Kyun Gi sedang memikirkannya. Dan cara terakhir yang Kyun Gi punya hanya ..., "mungkin aku harus bicara dengan orang tuanya."

"Kau mau memanggil orang tua Jimmy?" Se Jin ingin tertawa mendengarnya. "Sudah puluhan kali kita mengirim surat undangan dan tak ada satupun yang mereka penuhi. Hanya keajaiban yang akan membuat orang tua Jimmy datang."

Kyun Gi menggeleng santai. Sekali lagi, Kyun Gi tahu orang tua Jimmy tak akan pernah datang jika diberi surat panggilan. Karena itulah ia punya rencana lain sekarang. "Bukan mereka yang ku minta datang ke sini. Tapi aku yang akan datang ke rumah Park itu," singkat Kyun Gi, menempuk bahu Se Jin sesaat. "Ya sudah, aku duluan.” Kyun Gi lalu berjalan lebih cepat mendahului guru yang lebih tua.

***

Sudah satu jam lebih ia berdiri di depan rumah besar berpagar tinggi bertuliskan PARK JOON WOO di salah satu pilarnya.
Rumah siapa lagi. Jeremy Park. Murid nakal yang merepotkan itu. Kyun Gi sudah berencana untuk melaporkan semua kenakalan putra mereka, ia bahkan sudah membawa semua catatan pelanggaran Jimmy di sekolah.

Sayangnya kenyataan berkata lain. Penghuni rumah besar itu tak pernah keluar bahkan jika Kyun Gi memencet bel seratus kali. Mau tak mau Kyun Gi harus berdiri di tengah udara dingin seperti orang bodoh. Ia mengigil dan sangat ingin pulang, namun ia benar-benar harus bertemu dengan para orang tua itu.

Hingga langit perlahan berubah gelap, Kyun Gi tak beranjak di tempatnya. Sedikit bagian dari hatinya yang membenarkan ucapan Jimmy. Sepertinya orang tua anak itu adalah tipe orang tua yang kurang memperhatikan anaknya. Buktinya, Kyun Gi menoleh pada rumah besar di belakangnya. meneliti tampilan bangunan itu dari sela pagar besi. Rumah Jimmy terlihat suram, meski megah dan besar namun suasananya seakan mati. Benar-benar seperti rumah yang sudah tak dihuni lama. Dan itu cukup menjelaskan pada Kyun Gi kalau orang tua Jimmy mungkin saja sangat jarang pulang ke rumah. Sibuk dengan pekerjaan yang entah apa hingga tak perduli dengan apa yang dilakukan putranya. Pantas saja mereka tak pernah datang setiap kali sekolah mengirim surat panggilan.

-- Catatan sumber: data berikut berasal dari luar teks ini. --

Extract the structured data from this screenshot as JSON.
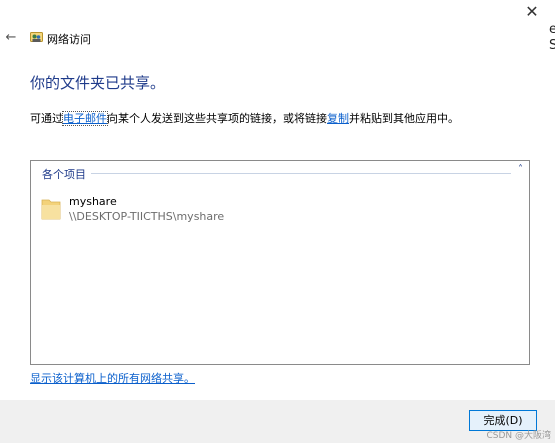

Sesaat Kyun Gi melamun, menimbang-nimbang untuk pulang atau tetap menunggu. Jika melihat kenyataan bahwa ia sudah berdiri satu jam di tempat itu tanpa hasil, sepertinya Kyun Gi tak punya pilihan lain selain menyerah.
Kyun Gi mengangkat bahu sebelum meraih kunci mobilnya dari saku rok lalu menghampiri mobil merah usang kesayangannya.

***

Hari yang melelahkan, dan Kyun Gi sangat merindukan ranjang empuknya. Namun fakta bahwa Kyun Gi kehabisan stok bahan makanan di rumah memaksa gadis pirang itu untuk berhenti di supermarket kecil di pinggiran kota yang kebetulan ia lewati.
Hanya dalam beberapa menit keranjang Kyun Gi sudah penuh dengan bahan makanan. Ia bergerak cepat, mengambil apa saja tanpa berpikir dan melesat menuju kasir. Kyun Gi hanya ingin segera pulang.
Secepatnya urusannya dengan supermarket selesai, Kyun Gi segera keluar dan menuju mobilnya yang kebetulan terparkir agak jauh karena lalu lintas yang padat. Kyun Gi mengambil langkah cepat, bergerak lincah di depan pertokoan yang lumayan sunyi sebelum telinganya menangkap sesuatu yang membuat langkahnya berhenti.

"Akhh!!!"

      Prang!

Kyun Gi menoleh ke sebelah kanannya. Pada sebuah lorong pertokoan sunyi nan gelap. Tempat sumber suara yang ia dengar.

"Jadi tikus ini yang berani mengacau ke sekolah Se Won!"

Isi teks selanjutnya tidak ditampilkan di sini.